Using the search on SC, I regularly find that there are certain quirks in Pali that a clever search engine should know about, but doesn’t. As @blake evolves the search, it would be good to include these when possible. They may well be useful for the Pali lookup as well. Sometimes these matches might be best done only if regular matching doesn’t work.
I’ll update this list as I come across new cases.
Meanwhile, if anyone has any other cases, please put them in the comments. Note that this topic is specifically for what I have said here. If you have other suggestions for search, best open a new topic.
- Initial vy- = by-. These commonly differ in different editions. Our dicts usually have vy- while the text has by-.
- ṅ = ṁ = ṃ.
- Final -ti. Obviously there’s a problem differentiating it from verbal endings. Still:
- “long vowel-ti” —> “short vowel iti” or “long vowel iti”
- Final -nti —> " iti" (i.e. drop sandhi)
- ñeva and ññeva —> yeva
- Often our text includes quote marks, which makes this trivial: bhiyyo’ti, nirodhetun”ti
- Final -pi (= api) is similar to -ti, except less readily mistaken for a verbal ending. Examples:
- cepi —> ce api
- -mpi —> -ṃ api
- Final -ce and -ca. These commonly create a sandhi ñ, eg. puthujjanānañcepi = puthujjanānaṃ ce api. So:
- -ñce —> -ṃ ce
- -ñca —> -ṃ ca
- Final -va can stand for iva or eva, and it’s usually not possible to differentiate, so match both. The usual sandhi issues apply, eg mayañceva = mayaṃ ce eva:
- -āva—> a iva or a eva or ā iva or ā eva.

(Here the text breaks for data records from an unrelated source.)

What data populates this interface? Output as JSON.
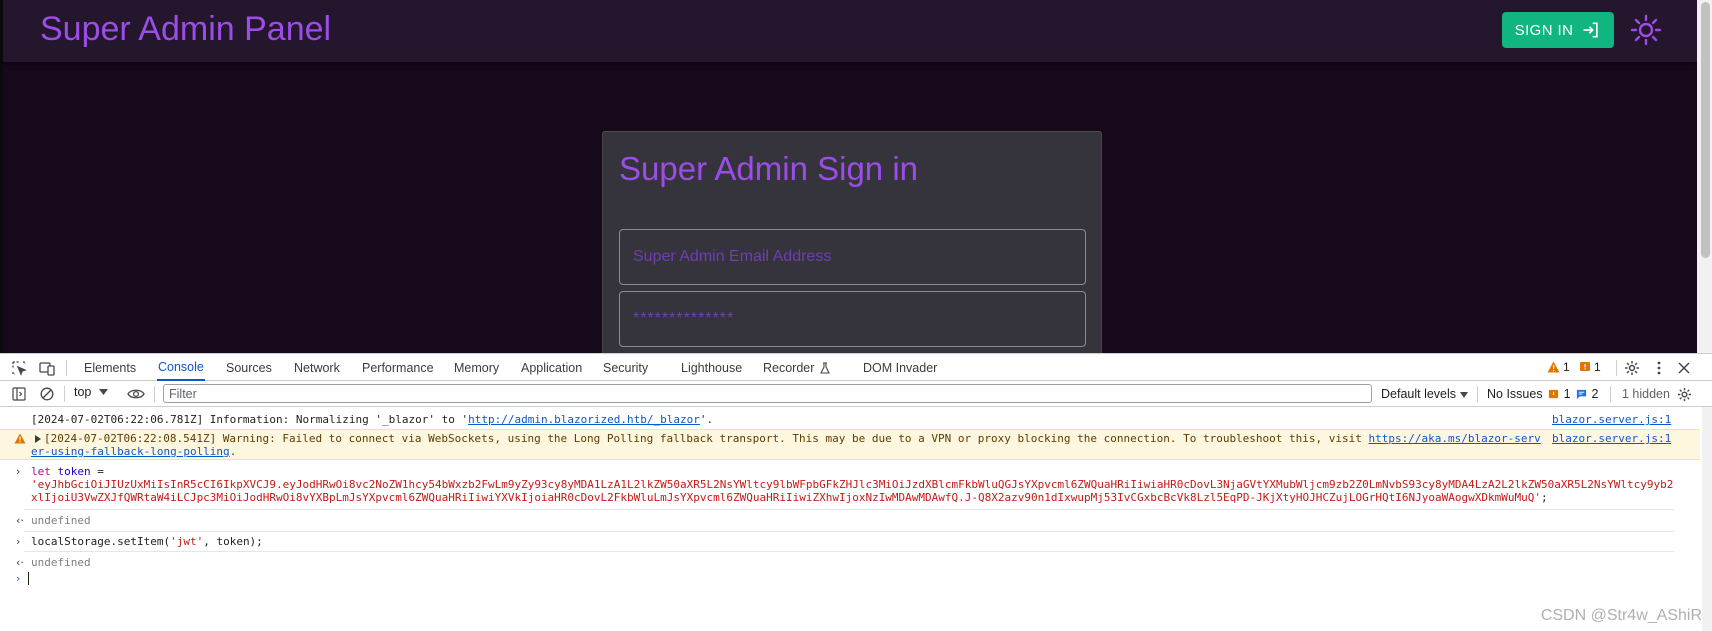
{
  "app": {
    "title": "Super Admin Panel",
    "signin_label": "SIGN IN",
    "card_title": "Super Admin Sign in",
    "email_placeholder": "Super Admin Email Address",
    "password_value": "**************",
    "colors": {
      "accent": "#9b4de6",
      "signin_bg": "#10b57f",
      "bg": "#16091c",
      "card": "#35343d"
    }
  },
  "devtools": {
    "tabs": [
      "Elements",
      "Console",
      "Sources",
      "Network",
      "Performance",
      "Memory",
      "Application",
      "Security",
      "Lighthouse",
      "Recorder",
      "DOM Invader"
    ],
    "active_tab": "Console",
    "warning_count": "1",
    "issue_count": "1",
    "toolbar": {
      "context": "top",
      "filter_placeholder": "Filter",
      "levels": "Default levels",
      "no_issues": "No Issues",
      "issue_badge_count": "1",
      "info_badge_count": "2",
      "hidden": "1 hidden"
    },
    "console": {
      "info_line": "[2024-07-02T06:22:06.781Z] Information: Normalizing '_blazor' to '",
      "info_link": "http://admin.blazorized.htb/_blazor",
      "info_end": "'.",
      "info_source": "blazor.server.js:1",
      "warn_line": "[2024-07-02T06:22:08.541Z] Warning: Failed to connect via WebSockets, using the Long Polling fallback transport. This may be due to a VPN or proxy blocking the connection. To troubleshoot this, visit ",
      "warn_link_1": "https://aka.ms/blazor-serv",
      "warn_link_2": "er-using-fallback-long-polling",
      "warn_end": ".",
      "warn_source": "blazor.server.js:1",
      "cmd1_kw": "let",
      "cmd1_var": "token",
      "cmd1_eq": " =",
      "token_line_1": "'eyJhbGciOiJIUzUxMiIsInR5cCI6IkpXVCJ9.eyJodHRwOi8vc2NoZW1hcy54bWxzb2FwLm9yZy93cy8yMDA1LzA1L2lkZW50aXR5L2NsYWltcy9lbWFpbGFkZHJlc3MiOiJzdXBlcmFkbWluQGJsYXpvcml6ZWQuaHRiIiwiaHR0cDovL3NjaGVtYXMubWljcm9zb2Z0LmNvbS93cy8yMDA4LzA2L2lkZW50aXR5L2NsYWltcy9yb2",
      "token_line_2": "xlIjoiU3VwZXJfQWRtaW4iLCJpc3MiOiJodHRwOi8vYXBpLmJsYXpvcml6ZWQuaHRiIiwiYXVkIjoiaHR0cDovL2FkbWluLmJsYXpvcml6ZWQuaHRiIiwiZXhwIjoxNzIwMDAwMDAwfQ.J-Q8X2azv90n1dIxwupMj53IvCGxbcBcVk8Lzl5EqPD-JKjXtyHOJHCZujLOGrHQtI6NJyoaWAogwXDkmWuMuQ'",
      "token_end": ";",
      "result1": "undefined",
      "cmd2": "localStorage.setItem(",
      "cmd2_str": "'jwt'",
      "cmd2_end": ", token);",
      "result2": "undefined"
    }
  },
  "watermark": "CSDN @Str4w_AShiR"
}
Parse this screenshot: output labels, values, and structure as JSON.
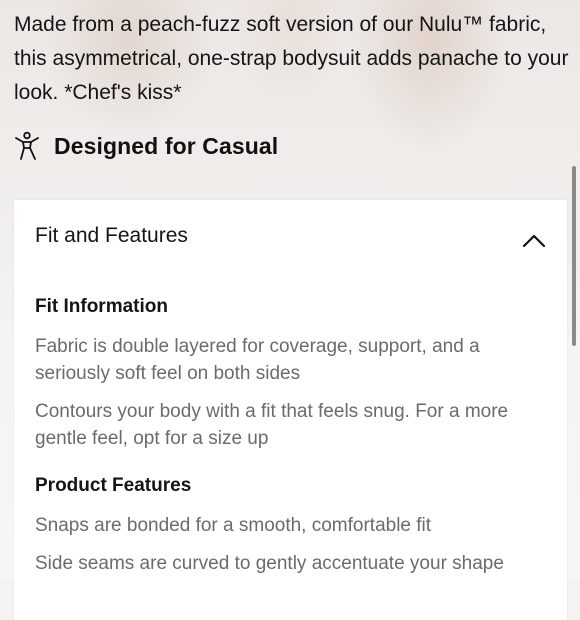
{
  "product": {
    "description": "Made from a peach-fuzz soft version of our Nulu™ fabric, this asymmetrical, one-strap bodysuit adds panache to your look. *Chef's kiss*",
    "designed_for": "Designed for Casual",
    "designed_icon": "activity-person-icon"
  },
  "fit_features": {
    "title": "Fit and Features",
    "toggle_icon": "chevron-up-icon",
    "fit_information": {
      "heading": "Fit Information",
      "items": [
        "Fabric is double layered for coverage, support, and a seriously soft feel on both sides",
        "Contours your body with a fit that feels snug. For a more gentle feel, opt for a size up"
      ]
    },
    "product_features": {
      "heading": "Product Features",
      "items": [
        "Snaps are bonded for a smooth, comfortable fit",
        "Side seams are curved to gently accentuate your shape"
      ]
    }
  }
}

- Initial a: try stripping it and finding the positive term. Sometimes there’s a sandhi.
- asekha —> a-sekha
- aneka —> a-(n)-eka
- Initial n: see if it’s an na-:
- neva —> na eva (although as it happens this example is found in our dicts already)
- nāsaññā —> na asaññā
- ṃ before s is inconsistent in some words: mahisa vs. mahiṃsa.